Targeting outdoor watering could have a large impact on water conservation, officials say. If not enough water is saved, Metropolitan Water District says it is prepared to ban all outdoor watering on September 1.
“If you look at water usage right now, 30 to 70% of the water that is consumed in the home or in a business or an institution is mainly in the landscaping outdoors,” Hagekhalil said. “We need to right now conserve every drop, re-prioritize how we use water to make sure it’s only for basic health services, our livelihood, our indoor usage – and not watering our lawn.”
The Metropolitan Water District also gets 25% of its water from the Colorado River, where the West’s megadrought is starkly visible. The river system supplies water to some 40 million people across seven states and Mexico, and its two major reservoirs – the country’s largest – are draining rapidly.
The federal government announced Tuesday it is taking unprecedented, emergency steps to help boost water levels at Lake Powell, and buy the surrounding communities more time to plan for the very real possibility the reservoir, the country’s second-largest, will soon run out of water.

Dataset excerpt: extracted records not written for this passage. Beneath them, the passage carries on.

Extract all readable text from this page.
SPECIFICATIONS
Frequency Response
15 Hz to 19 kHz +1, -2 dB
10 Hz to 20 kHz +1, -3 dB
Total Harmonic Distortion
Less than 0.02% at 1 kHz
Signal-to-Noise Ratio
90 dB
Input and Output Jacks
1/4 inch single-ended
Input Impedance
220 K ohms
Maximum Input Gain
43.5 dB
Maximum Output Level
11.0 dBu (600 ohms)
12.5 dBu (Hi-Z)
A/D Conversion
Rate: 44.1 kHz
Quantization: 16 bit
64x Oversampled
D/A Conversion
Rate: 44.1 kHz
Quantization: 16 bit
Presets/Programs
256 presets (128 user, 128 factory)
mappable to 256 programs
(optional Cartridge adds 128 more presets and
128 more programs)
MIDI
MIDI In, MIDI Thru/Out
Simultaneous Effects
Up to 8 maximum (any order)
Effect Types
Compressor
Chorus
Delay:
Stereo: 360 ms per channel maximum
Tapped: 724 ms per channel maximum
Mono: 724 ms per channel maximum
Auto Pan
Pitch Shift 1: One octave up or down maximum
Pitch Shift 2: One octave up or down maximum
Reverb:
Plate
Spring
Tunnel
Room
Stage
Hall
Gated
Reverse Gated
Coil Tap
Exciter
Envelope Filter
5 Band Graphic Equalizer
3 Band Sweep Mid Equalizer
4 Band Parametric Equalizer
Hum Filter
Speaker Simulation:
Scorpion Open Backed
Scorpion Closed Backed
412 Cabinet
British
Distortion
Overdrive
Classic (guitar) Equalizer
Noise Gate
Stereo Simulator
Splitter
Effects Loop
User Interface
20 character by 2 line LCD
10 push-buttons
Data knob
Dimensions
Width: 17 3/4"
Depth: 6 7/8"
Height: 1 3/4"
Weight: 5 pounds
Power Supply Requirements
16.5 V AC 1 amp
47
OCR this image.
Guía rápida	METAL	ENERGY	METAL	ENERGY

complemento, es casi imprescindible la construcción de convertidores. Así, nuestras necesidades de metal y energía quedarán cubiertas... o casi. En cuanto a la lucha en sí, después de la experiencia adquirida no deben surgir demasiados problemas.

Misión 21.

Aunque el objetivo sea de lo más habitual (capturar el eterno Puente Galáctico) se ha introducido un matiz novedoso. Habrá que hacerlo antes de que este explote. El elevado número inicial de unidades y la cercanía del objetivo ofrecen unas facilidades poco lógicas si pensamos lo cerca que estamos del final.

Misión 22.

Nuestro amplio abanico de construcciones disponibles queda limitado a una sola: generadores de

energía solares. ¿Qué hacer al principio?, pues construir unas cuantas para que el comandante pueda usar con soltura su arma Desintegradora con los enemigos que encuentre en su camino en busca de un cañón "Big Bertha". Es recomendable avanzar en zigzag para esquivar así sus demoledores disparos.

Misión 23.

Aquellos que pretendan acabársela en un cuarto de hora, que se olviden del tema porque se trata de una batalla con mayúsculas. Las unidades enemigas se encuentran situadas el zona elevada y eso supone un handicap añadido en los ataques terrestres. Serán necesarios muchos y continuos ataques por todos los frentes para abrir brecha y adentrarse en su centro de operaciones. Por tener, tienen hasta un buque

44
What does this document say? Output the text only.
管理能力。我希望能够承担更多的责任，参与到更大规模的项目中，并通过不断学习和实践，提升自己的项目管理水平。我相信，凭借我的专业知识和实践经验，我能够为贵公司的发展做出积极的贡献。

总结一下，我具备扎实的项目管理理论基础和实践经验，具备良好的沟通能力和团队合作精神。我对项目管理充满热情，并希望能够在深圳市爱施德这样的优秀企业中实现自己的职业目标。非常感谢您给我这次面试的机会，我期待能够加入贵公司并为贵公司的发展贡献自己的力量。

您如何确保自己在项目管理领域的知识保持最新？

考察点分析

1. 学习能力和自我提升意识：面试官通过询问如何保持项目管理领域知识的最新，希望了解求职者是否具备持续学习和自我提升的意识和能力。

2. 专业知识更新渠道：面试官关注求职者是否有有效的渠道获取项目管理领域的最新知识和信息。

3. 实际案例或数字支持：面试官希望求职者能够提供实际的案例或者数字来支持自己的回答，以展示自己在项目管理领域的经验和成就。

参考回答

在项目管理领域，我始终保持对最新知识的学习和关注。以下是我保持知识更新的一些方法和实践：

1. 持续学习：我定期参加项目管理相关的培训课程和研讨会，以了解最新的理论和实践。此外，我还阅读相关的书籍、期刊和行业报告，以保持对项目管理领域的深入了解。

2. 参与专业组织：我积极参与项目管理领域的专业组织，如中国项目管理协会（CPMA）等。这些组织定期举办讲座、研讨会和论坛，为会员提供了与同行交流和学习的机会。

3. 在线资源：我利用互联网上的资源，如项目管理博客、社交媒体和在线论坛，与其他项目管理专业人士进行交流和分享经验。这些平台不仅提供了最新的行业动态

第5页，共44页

At Lake Mead, the waterline has dropped so low in the lake that it has exposed a water intake valve that had been in service since 1971. The Southern Nevada Water Authority activating a newer, low-lake pumping station to still be able to access water for its customers.
“But (the pumping station) coming online is also a symbol of how serious the situation is on the Colorado River right now,” said Colby Pellegrino, deputy general manager of resources for Southern Nevada Water Authority. “Reservoir levels are lower than they’ve ever been in both Lake Powell and Lake Mead since the time that they filled.”